Condorcet, un intellectuel en politique, biographie par Elisabeth et Robert Badinter

Condorcet Badinter

Quelle manière étincelante de raconter les péripéties de la Révolution que de retracer la vie et l’œuvre du dernier philosophe de l’Encyclopédie, Nicolas de Condorcet (1743 – 1794) !

Et qui mieux que le couple Badinter pouvait allier les compétences d’une philosophe spécialiste de l’époque des Lumières et de la condition féminine et de son mari, l'éminent avocat devenu ministre qui obtint l’abolition de la peine de mort en France ?

J’avoue ma totale ignorance de la personnalité de Condorcet que je ne connaissais jusqu’ici qu’à travers le nom d’un lycée parisien, et la statue de bronze, érigée en 1894 quai de Conti, entre l’Institut et l’Hôtel des Monnaies.

Cependant, depuis quelques mois et en particulier grâce à la lecture des romans de Jean-Christophe Portes, j’étudie les phases de cette fin du XVIIIème siècle, qui a vu la naissance de la République dans les soubresauts de la crise économique, de la guerre et de la Terreur.

Condorcet est un enfant surdoué, orphelin de père mort quand il n’avait qu’un mois et surprotégé par sa mère, un enfant timide et doux.
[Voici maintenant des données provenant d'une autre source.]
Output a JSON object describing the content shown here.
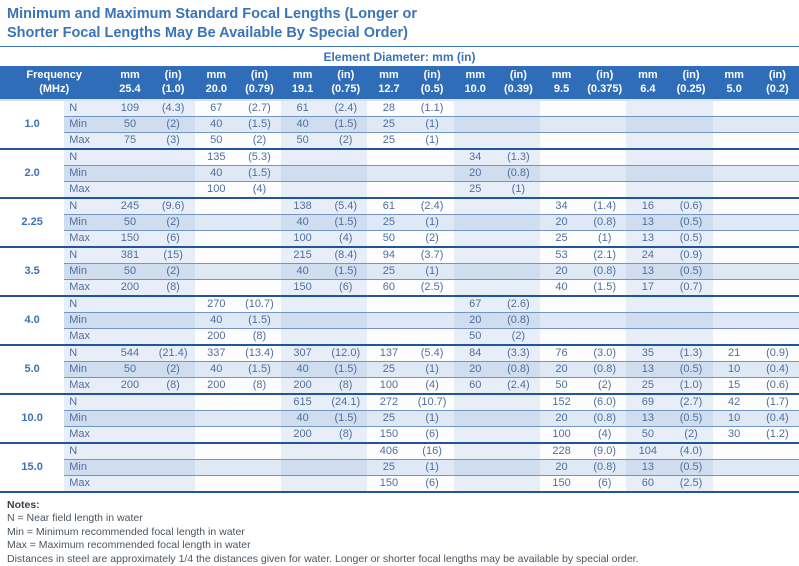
{
  "title": "Minimum and Maximum Standard Focal Lengths (Longer or Shorter Focal Lengths May Be Available By Special Order)",
  "colors": {
    "accent_blue": "#3b73b9",
    "header_bg": "#2f6db8",
    "body_text": "#4f6fa0",
    "stripe_light": "#e8eef7",
    "min_row": "#dfe8f5"
  },
  "table": {
    "super_header": "Element Diameter: mm (in)",
    "freq_header_line1": "Frequency",
    "freq_header_line2": "(MHz)",
    "unit_mm": "mm",
    "unit_in": "(in)",
    "diameters": [
      {
        "mm": "25.4",
        "in": "(1.0)"
      },
      {
        "mm": "20.0",
        "in": "(0.79)"
      },
      {
        "mm": "19.1",
        "in": "(0.75)"
      },
      {
        "mm": "12.7",
        "in": "(0.5)"
      },
      {
        "mm": "10.0",
        "in": "(0.39)"
      },
      {
        "mm": "9.5",
        "in": "(0.375)"
      },
      {
        "mm": "6.4",
        "in": "(0.25)"
      },
      {
        "mm": "5.0",
        "in": "(0.2)"
      }
    ],
    "row_labels": [
      "N",
      "Min",
      "Max"
    ],
    "groups": [
      {
        "frequency": "1.0",
        "rows": {
          "N": [
            "109",
            "(4.3)",
            "67",
            "(2.7)",
            "61",
            "(2.4)",
            "28",
            "(1.1)",
            "",
            "",
            "",
            "",
            "",
            "",
            "",
            ""
          ],
          "Min": [
            "50",
            "(2)",
            "40",
            "(1.5)",
            "40",
            "(1.5)",
            "25",
            "(1)",
            "",
            "",
            "",
            "",
            "",
            "",
            "",
            ""
          ],
          "Max": [
            "75",
            "(3)",
            "50",
            "(2)",
            "50",
            "(2)",
            "25",
            "(1)",
            "",
            "",
            "",
            "",
            "",
            "",
            "",
            ""
          ]
        }
      },
      {
        "frequency": "2.0",
        "rows": {
          "N": [
            "",
            "",
            "135",
            "(5.3)",
            "",
            "",
            "",
            "",
            "34",
            "(1.3)",
            "",
            "",
            "",
            "",
            "",
            ""
          ],
          "Min": [
            "",
            "",
            "40",
            "(1.5)",
            "",
            "",
            "",
            "",
            "20",
            "(0.8)",
            "",
            "",
            "",
            "",
            "",
            ""
          ],
          "Max": [
            "",
            "",
            "100",
            "(4)",
            "",
            "",
            "",
            "",
            "25",
            "(1)",
            "",
            "",
            "",
            "",
            "",
            ""
          ]
        }
      },
      {
        "frequency": "2.25",
        "rows": {
          "N": [
            "245",
            "(9.6)",
            "",
            "",
            "138",
            "(5.4)",
            "61",
            "(2.4)",
            "",
            "",
            "34",
            "(1.4)",
            "16",
            "(0.6)",
            "",
            ""
          ],
          "Min": [
            "50",
            "(2)",
            "",
            "",
            "40",
            "(1.5)",
            "25",
            "(1)",
            "",
            "",
            "20",
            "(0.8)",
            "13",
            "(0.5)",
            "",
            ""
          ],
          "Max": [
            "150",
            "(6)",
            "",
            "",
            "100",
            "(4)",
            "50",
            "(2)",
            "",
            "",
            "25",
            "(1)",
            "13",
            "(0.5)",
            "",
            ""
          ]
        }
      },
      {
        "frequency": "3.5",
        "rows": {
          "N": [
            "381",
            "(15)",
            "",
            "",
            "215",
            "(8.4)",
            "94",
            "(3.7)",
            "",
            "",
            "53",
            "(2.1)",
            "24",
            "(0.9)",
            "",
            ""
          ],
          "Min": [
            "50",
            "(2)",
            "",
            "",
            "40",
            "(1.5)",
            "25",
            "(1)",
            "",
            "",
            "20",
            "(0.8)",
            "13",
            "(0.5)",
            "",
            ""
          ],
          "Max": [
            "200",
            "(8)",
            "",
            "",
            "150",
            "(6)",
            "60",
            "(2.5)",
            "",
            "",
            "40",
            "(1.5)",
            "17",
            "(0.7)",
            "",
            ""
          ]
        }
      },
      {
        "frequency": "4.0",
        "rows": {
          "N": [
            "",
            "",
            "270",
            "(10.7)",
            "",
            "",
            "",
            "",
            "67",
            "(2.6)",
            "",
            "",
            "",
            "",
            "",
            ""
          ],
          "Min": [
            "",
            "",
            "40",
            "(1.5)",
            "",
            "",
            "",
            "",
            "20",
            "(0.8)",
            "",
            "",
            "",
            "",
            "",
            ""
          ],
          "Max": [
            "",
            "",
            "200",
            "(8)",
            "",
            "",
            "",
            "",
            "50",
            "(2)",
            "",
            "",
            "",
            "",
            "",
            ""
          ]
        }
      },
      {
        "frequency": "5.0",
        "rows": {
          "N": [
            "544",
            "(21.4)",
            "337",
            "(13.4)",
            "307",
            "(12.0)",
            "137",
            "(5.4)",
            "84",
            "(3.3)",
            "76",
            "(3.0)",
            "35",
            "(1.3)",
            "21",
            "(0.9)"
          ],
          "Min": [
            "50",
            "(2)",
            "40",
            "(1.5)",
            "40",
            "(1.5)",
            "25",
            "(1)",
            "20",
            "(0.8)",
            "20",
            "(0.8)",
            "13",
            "(0.5)",
            "10",
            "(0.4)"
          ],
          "Max": [
            "200",
            "(8)",
            "200",
            "(8)",
            "200",
            "(8)",
            "100",
            "(4)",
            "60",
            "(2.4)",
            "50",
            "(2)",
            "25",
            "(1.0)",
            "15",
            "(0.6)"
          ]
        }
      },
      {
        "frequency": "10.0",
        "rows": {
          "N": [
            "",
            "",
            "",
            "",
            "615",
            "(24.1)",
            "272",
            "(10.7)",
            "",
            "",
            "152",
            "(6.0)",
            "69",
            "(2.7)",
            "42",
            "(1.7)"
          ],
          "Min": [
            "",
            "",
            "",
            "",
            "40",
            "(1.5)",
            "25",
            "(1)",
            "",
            "",
            "20",
            "(0.8)",
            "13",
            "(0.5)",
            "10",
            "(0.4)"
          ],
          "Max": [
            "",
            "",
            "",
            "",
            "200",
            "(8)",
            "150",
            "(6)",
            "",
            "",
            "100",
            "(4)",
            "50",
            "(2)",
            "30",
            "(1.2)"
          ]
        }
      },
      {
        "frequency": "15.0",
        "rows": {
          "N": [
            "",
            "",
            "",
            "",
            "",
            "",
            "406",
            "(16)",
            "",
            "",
            "228",
            "(9.0)",
            "104",
            "(4.0)",
            "",
            ""
          ],
          "Min": [
            "",
            "",
            "",
            "",
            "",
            "",
            "25",
            "(1)",
            "",
            "",
            "20",
            "(0.8)",
            "13",
            "(0.5)",
            "",
            ""
          ],
          "Max": [
            "",
            "",
            "",
            "",
            "",
            "",
            "150",
            "(6)",
            "",
            "",
            "150",
            "(6)",
            "60",
            "(2.5)",
            "",
            ""
          ]
        }
      }
    ]
  },
  "notes": {
    "heading": "Notes:",
    "lines": [
      "N = Near field length in water",
      "Min = Minimum recommended focal length in water",
      "Max = Maximum recommended focal length in water",
      "Distances in steel are approximately 1/4 the distances given for water. Longer or shorter focal lengths may be available by special order."
    ]
  }
}
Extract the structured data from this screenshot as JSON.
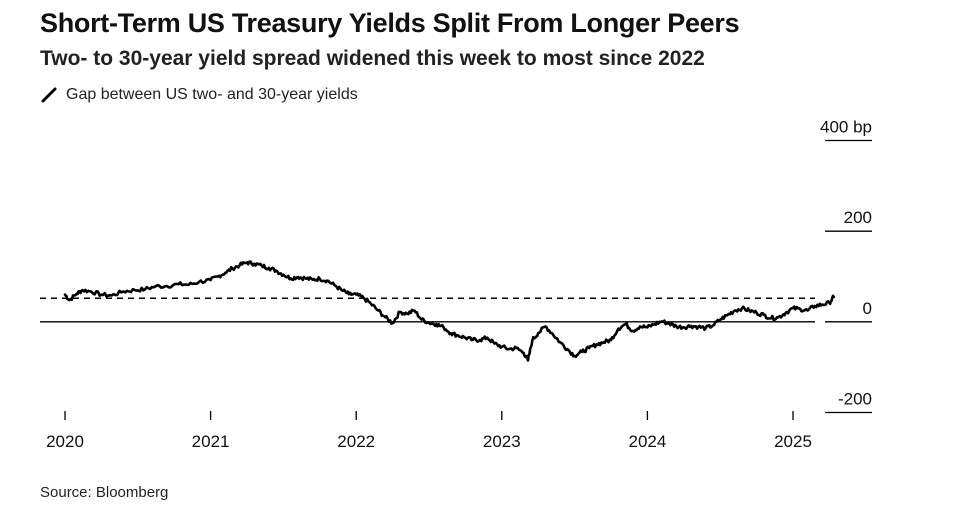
{
  "header": {
    "title": "Short-Term US Treasury Yields Split From Longer Peers",
    "subtitle": "Two- to 30-year yield spread widened this week to most since 2022"
  },
  "legend": {
    "label": "Gap between US two- and 30-year yields",
    "icon": "line-icon"
  },
  "footer": {
    "source": "Source: Bloomberg"
  },
  "colors": {
    "line": "#000000",
    "axis": "#000000"
  },
  "chart_data": {
    "type": "line",
    "title": "Short-Term US Treasury Yields Split From Longer Peers",
    "subtitle": "Two- to 30-year yield spread widened this week to most since 2022",
    "xlabel": "",
    "ylabel": "",
    "unit": "bp",
    "xlim": [
      2020.0,
      2025.55
    ],
    "ylim": [
      -200,
      400
    ],
    "x_ticks": [
      2020,
      2021,
      2022,
      2023,
      2024,
      2025
    ],
    "x_tick_labels": [
      "2020",
      "2021",
      "2022",
      "2023",
      "2024",
      "2025"
    ],
    "y_ticks": [
      400,
      200,
      0,
      -200
    ],
    "y_tick_labels": [
      "400 bp",
      "200",
      "0",
      "-200"
    ],
    "reference_line": {
      "value": 52,
      "style": "dashed"
    },
    "zero_line": 0,
    "series": [
      {
        "name": "Gap between US two- and 30-year yields",
        "x": [
          2020.0,
          2020.03,
          2020.08,
          2020.12,
          2020.18,
          2020.25,
          2020.32,
          2020.4,
          2020.48,
          2020.55,
          2020.62,
          2020.7,
          2020.78,
          2020.85,
          2020.92,
          2021.0,
          2021.05,
          2021.1,
          2021.15,
          2021.2,
          2021.25,
          2021.3,
          2021.35,
          2021.4,
          2021.45,
          2021.5,
          2021.55,
          2021.6,
          2021.65,
          2021.7,
          2021.75,
          2021.8,
          2021.85,
          2021.9,
          2021.95,
          2022.0,
          2022.05,
          2022.1,
          2022.15,
          2022.2,
          2022.25,
          2022.3,
          2022.35,
          2022.4,
          2022.45,
          2022.5,
          2022.55,
          2022.6,
          2022.65,
          2022.7,
          2022.75,
          2022.8,
          2022.85,
          2022.9,
          2022.95,
          2023.0,
          2023.05,
          2023.1,
          2023.15,
          2023.18,
          2023.21,
          2023.25,
          2023.3,
          2023.35,
          2023.4,
          2023.45,
          2023.5,
          2023.55,
          2023.6,
          2023.65,
          2023.7,
          2023.75,
          2023.8,
          2023.85,
          2023.9,
          2023.95,
          2024.0,
          2024.05,
          2024.1,
          2024.15,
          2024.2,
          2024.25,
          2024.3,
          2024.35,
          2024.4,
          2024.45,
          2024.5,
          2024.55,
          2024.6,
          2024.65,
          2024.7,
          2024.75,
          2024.8,
          2024.85,
          2024.9,
          2024.95,
          2025.0,
          2025.05,
          2025.1,
          2025.15,
          2025.2,
          2025.25,
          2025.28
        ],
        "values": [
          60,
          48,
          62,
          70,
          67,
          60,
          58,
          67,
          70,
          72,
          78,
          79,
          83,
          82,
          88,
          92,
          100,
          108,
          118,
          125,
          131,
          128,
          124,
          119,
          113,
          104,
          96,
          99,
          96,
          93,
          95,
          91,
          81,
          70,
          61,
          60,
          53,
          40,
          25,
          10,
          -3,
          22,
          18,
          25,
          5,
          -2,
          -5,
          -12,
          -25,
          -30,
          -35,
          -40,
          -40,
          -35,
          -48,
          -55,
          -60,
          -58,
          -68,
          -85,
          -40,
          -25,
          -10,
          -27,
          -45,
          -60,
          -75,
          -66,
          -58,
          -50,
          -45,
          -40,
          -15,
          -5,
          -20,
          -10,
          -12,
          -5,
          1,
          -4,
          -10,
          -12,
          -9,
          -11,
          -14,
          -8,
          5,
          15,
          25,
          30,
          25,
          20,
          15,
          8,
          10,
          20,
          30,
          28,
          25,
          35,
          38,
          42,
          55
        ]
      }
    ]
  }
}
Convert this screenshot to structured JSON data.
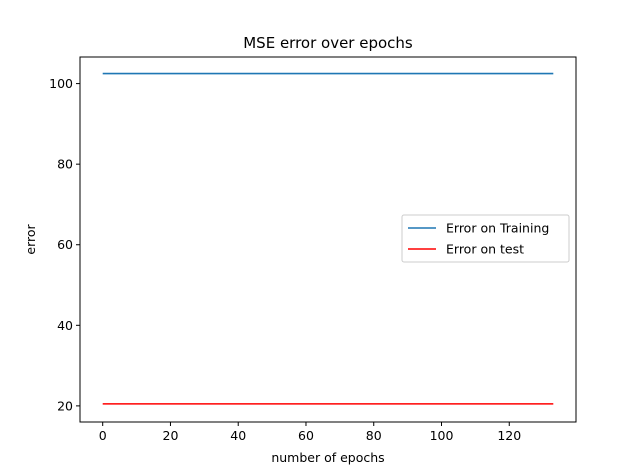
{
  "chart_data": {
    "type": "line",
    "title": "MSE error over epochs",
    "xlabel": "number of epochs",
    "ylabel": "error",
    "xlim": [
      -6.7,
      139.7
    ],
    "ylim": [
      16.0,
      106.6
    ],
    "xticks": [
      0,
      20,
      40,
      60,
      80,
      100,
      120
    ],
    "yticks": [
      20,
      40,
      60,
      80,
      100
    ],
    "grid": false,
    "legend_position": "center-right",
    "series": [
      {
        "name": "Error on Training",
        "color": "#1f77b4",
        "x": [
          0,
          133
        ],
        "y": [
          102.5,
          102.5
        ]
      },
      {
        "name": "Error on test",
        "color": "#ff0000",
        "x": [
          0,
          133
        ],
        "y": [
          20.5,
          20.5
        ]
      }
    ]
  }
}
Pour tuteur, il aura un oncle évêque. Placé en pensionnat chez les Jésuites, il y acquiert une haine absolue et définitive de tout ce qui touche (?) au clergé et aux magistrats qu’il accuse d’opprimer des êtres sans défense. Ce garçon fragile et plein de bonté, peut toutefois se montrer, par ses écrits, d’une violence proche du sectarisme lorsqu’il s’agit de s’attaquer à l’injustice. On le surnommera plus tard « le mouton enragé ».

Très tôt, il s’illustre par sa maîtrise des mathématiques et en particulier le calcul intégral, les équations différentielles, le calcul des probabilités, les débuts de la statistique électorale. Disciple de d’Alembert, célèbre très jeune, intègre l’Académie des Sciences, puis l’Académie française. Peu doué pour l’art oratoire, il influence ses amis.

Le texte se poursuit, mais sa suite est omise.